Les autorités du Puntland, Etat de facto indépendant de la Somalie, ont confirmé la mort de Farah Aydiid Jama, fonctionnaire du consulat éthiopien à Garowe, la capitale.
Selon des informations locales, les autorités du Puntland ont attribué le meutre de Farah Aydiid Jama, survenu dimanche 20 avril, à des assassins d’Al-Shabaab.
S’adressant aux médias locaux, le procureur général de l’administration du Puntland oriental, Avv Cabdillaahi Xirsi, aconfirmé que Farah Aydiid Jama avait été tué à Las Anod par des hommes
armés non identifiés, qu’il a identifiés comme des membres présumésd’Al-Shabaab.
Les agresseurs n’ont pas encore été appréhendés.
Selon le procureur général, Farah a été enlevé à son domicile de Las Anod, « brutalement torturé, puis exécuté ».
Son corps, portant de graves traces de violences physiques, a été découvert abandonné dans la vallée de Ceelka Goojacade, à la périphérie de la ville.
« Il a été violemment battu, puis abattu. Son corps porte des traces de torture », a déclaré le procureur général Avv Cabdillaahi, cité par Horn Diplomat.
Une lettre, prétendument rédigée par le consulat général d’Ethiopie au Puntland, datée du 13 janvier 2025 et diffusée par les médias locaux, mentionnait la nomination de Farah Aydiid comme coordinateur communautaire et soutien aux citoyens éthiopiens de la région.

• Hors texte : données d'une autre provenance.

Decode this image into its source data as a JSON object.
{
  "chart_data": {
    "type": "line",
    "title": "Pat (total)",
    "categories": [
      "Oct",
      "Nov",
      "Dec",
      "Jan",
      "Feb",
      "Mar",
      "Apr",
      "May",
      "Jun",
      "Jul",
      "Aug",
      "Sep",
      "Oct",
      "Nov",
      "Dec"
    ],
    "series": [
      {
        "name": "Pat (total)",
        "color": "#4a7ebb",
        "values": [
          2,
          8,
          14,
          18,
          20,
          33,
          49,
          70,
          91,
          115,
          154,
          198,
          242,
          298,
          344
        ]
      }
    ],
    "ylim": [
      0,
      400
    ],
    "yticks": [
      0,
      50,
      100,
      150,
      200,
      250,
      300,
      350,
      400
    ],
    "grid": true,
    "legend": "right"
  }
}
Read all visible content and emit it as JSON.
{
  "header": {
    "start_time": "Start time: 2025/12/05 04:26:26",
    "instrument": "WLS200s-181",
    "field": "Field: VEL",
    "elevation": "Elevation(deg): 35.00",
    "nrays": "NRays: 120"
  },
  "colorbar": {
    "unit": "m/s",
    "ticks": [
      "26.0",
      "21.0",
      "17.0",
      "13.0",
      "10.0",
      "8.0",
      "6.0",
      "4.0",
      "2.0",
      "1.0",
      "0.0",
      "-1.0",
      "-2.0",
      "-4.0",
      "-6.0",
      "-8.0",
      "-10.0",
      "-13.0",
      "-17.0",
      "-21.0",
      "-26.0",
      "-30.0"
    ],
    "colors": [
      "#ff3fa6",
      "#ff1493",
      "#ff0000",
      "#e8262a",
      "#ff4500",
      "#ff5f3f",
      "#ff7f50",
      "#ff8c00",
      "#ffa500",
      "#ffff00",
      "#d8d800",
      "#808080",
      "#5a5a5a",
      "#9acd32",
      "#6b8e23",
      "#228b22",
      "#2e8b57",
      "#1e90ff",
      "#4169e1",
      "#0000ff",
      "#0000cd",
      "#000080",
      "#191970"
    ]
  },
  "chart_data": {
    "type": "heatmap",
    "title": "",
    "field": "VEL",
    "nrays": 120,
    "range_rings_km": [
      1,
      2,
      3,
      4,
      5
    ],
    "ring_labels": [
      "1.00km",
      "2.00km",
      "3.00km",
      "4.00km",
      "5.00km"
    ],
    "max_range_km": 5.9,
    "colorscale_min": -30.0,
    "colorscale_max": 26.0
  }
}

La lettre, signée par Yidnekachew Tekele, chargé d’affaires, précisait que sa mission était de « coordonner et soutenir les Éthiopiens, compte tenu de la situation actuelle, dans les zones frontalières et de rendre compte au consulat ».
A ce jour, le ministère éthiopien des Affaires étrangères n’a pas officiellement confirmé la mort de Farah Aydiid Jama, ni s’il était un fonctionnaire en service actif au consulat d’Éthiopie à Garowe au moment du meurtre.
Les autorités de l’Eastern Sool n’ont pas non plus publié de communiqué complet à ce sujet, et les enquêtes sur l’assassinat sont en cours.